20. Geceme akıp gider mi sonsuz, kalbim yine yorgun.

8.3K 803 849
                                    

Selamlar... bu bölümü nasıl bir kafayla yazdım bilmiyorum ama çok hastayım, dünde bu nedenle bölümü atamadım. Halen çok kötüyüm ama gösterdiğiniz ilginin karşılığını sizi bekletmeden vermeyi istedim.

(Dayanabilirsem hemen diğer bölümü de yazacağım, çünkü istediğim yerde bitiremedim çok uzuyor diye, umarım desteğinizin verdiği muhterem gazla sümüklerimi sile sile yb yazacağım)

Düşüncelerinizi yorumlarda belirtmeyi ve votelemiyi unutmayın.

İyi okumalar :)



...

"Üç tutku yönlendirdi hayatımı: Sevgi açlığı, bilge arayışı ve başkalarının acılarına yönelik dayanılmaz bir merhamet. Aşk ve bilgi göklere yükseltti ama merhamet her seferinde çekip yere indirdi beni."

...


Bölüm 20: Geceme akıp gider mi sonsuz, kalbim yine yorgun.

Dudaklarımın arasında yumuşacık bir baskı vardı. Bunun ilelebet süren ve beni düşüncelerimin mutlak kıyısında intihar ettirecek kadar sıcak bir baskıyı bu. Üşüyen tüm tenim, oradan gelen ıslak bir ifadeyle tarandığında ne yapacağımı bilmiyordum, nerdeyse dudaklarıma ikinci bir ten gibi geçen o pürüzsüzlük varken. Kendi dudaklarımın örtüsünü onunla kırıştırmaya çalışıyordum. Ama beceriksiz her hamlemin sonunda yıldızların parlaklığından daha derin bir bakış, ne olup bittiğini anlamak için aralanmış gözlerimin ifadesinde duraksayarak ne yapmaya çalıştığımı anlamaya çalışıyordu.

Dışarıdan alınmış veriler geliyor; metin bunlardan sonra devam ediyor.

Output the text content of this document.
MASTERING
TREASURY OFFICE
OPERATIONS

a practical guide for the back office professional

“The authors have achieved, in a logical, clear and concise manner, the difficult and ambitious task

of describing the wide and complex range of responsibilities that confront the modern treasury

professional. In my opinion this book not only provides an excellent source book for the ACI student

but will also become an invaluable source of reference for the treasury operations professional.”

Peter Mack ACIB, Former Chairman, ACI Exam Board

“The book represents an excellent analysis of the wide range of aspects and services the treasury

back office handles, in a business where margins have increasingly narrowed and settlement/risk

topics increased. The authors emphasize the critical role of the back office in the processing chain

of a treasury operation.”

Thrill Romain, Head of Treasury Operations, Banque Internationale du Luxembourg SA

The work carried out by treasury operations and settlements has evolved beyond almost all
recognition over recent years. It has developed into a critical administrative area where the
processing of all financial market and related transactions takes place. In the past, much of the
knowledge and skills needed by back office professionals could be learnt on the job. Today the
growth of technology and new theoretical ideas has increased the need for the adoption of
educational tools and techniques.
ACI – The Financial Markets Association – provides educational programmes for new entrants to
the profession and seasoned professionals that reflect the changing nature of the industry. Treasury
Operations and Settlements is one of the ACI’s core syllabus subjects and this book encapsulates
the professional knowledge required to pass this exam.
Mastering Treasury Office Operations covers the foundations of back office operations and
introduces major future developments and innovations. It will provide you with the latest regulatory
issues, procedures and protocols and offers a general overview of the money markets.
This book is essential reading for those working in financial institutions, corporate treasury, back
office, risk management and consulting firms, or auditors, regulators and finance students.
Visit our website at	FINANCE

Oysa onun gözlerinin perdesi benim gözlerimin körlüğüne ışık olduğunda, kısa soluklarımı onun dudaklarının üstündeyken veriyordum. Yorulmuş ve dizlerimi yasladığım yerden düşürmek üzereyken, o artık üzerinde taşıdığı şaşkınlık yerine daha ayrı bir ifadeyle bakıyordu. Rahatsız olmuşlar gibi. "Bunu korktuğun için yapıyorsan, yapma," dedi sessiz ama varlığının da ağırlığını hissettirircesine. Dudaklarının üzerine bıraktığım izi diliyle sertçe ezdiğinde, boğazında bir hırıltı vardı. Sertti aldığı o soluk. "Bu onu sakinleştirmeyecek. Aksine daha da sinirlenmesine sebep olacak omega."

Kendimi hafifçe geriye çektiğimde, elimi koyacak bir yer bulamadım. Telaşlandım ve kafam karıştı. "Böyle bir şeyi nasıl isteyeceğimi bile bilmiyorum," derken halen o kafa karışıklığını yaşıyor ve utanmaya başlıyordum. Nasıl oldu da onu öpmüştüm onu bile anlayamamıştım. Sadece dürtü, anlık gaflete düşüren bir dürtü. İstek ve uç olduğunu bile düşünmeden tekrar etme isteği. "Benim ilk sahip olduğum öpücük bile senin dudaklarından ve... bu olması gereken miydi onu da bilmiyorum. Sadece istemedim. Senin o halde olmana sebep olan biri olmayı istemedim."

"Bana sakın acımaya kalkıp merhamet göstermeye çalışma." Dedi o öfkesi basık duran sesiyle. Yanlış anlaşıldım diyordum ama ben bunun aksiyle düşünerek davranıyorsam, yanlış olan en çok bana değil miydi?

Sessizce alıp vermeyi istediğim nefesim göğsüme yetmiyordu şimdi de. Keşke hiç gelmeseydim diyecek oldum. O kadar utandım ki o bana bir karşılık vermedi diye. Kurdunu artık yönlendirebiliyor olmalıydı ama ben, buna hiç gerek yokken öpmek istemiş ve sanırsam kurdunun da bundan hoşnut olacağını sanmıştım. Ama anlatmak istediğim böyle bir şey olduğunda ona razı göstereceğimin bir diğer yolu da bu değil miydi? Fakat kızıyordum işte. Gitmek, yok olmak istiyordum. Gözlerim dolmuştu bu utançla. Dudaklarımı ısırdım. O susarak bana bakıyorken, konuşsun ya da bana gitmemi söylemesini bekledim. Kızmadan ve farklı algılanmadan.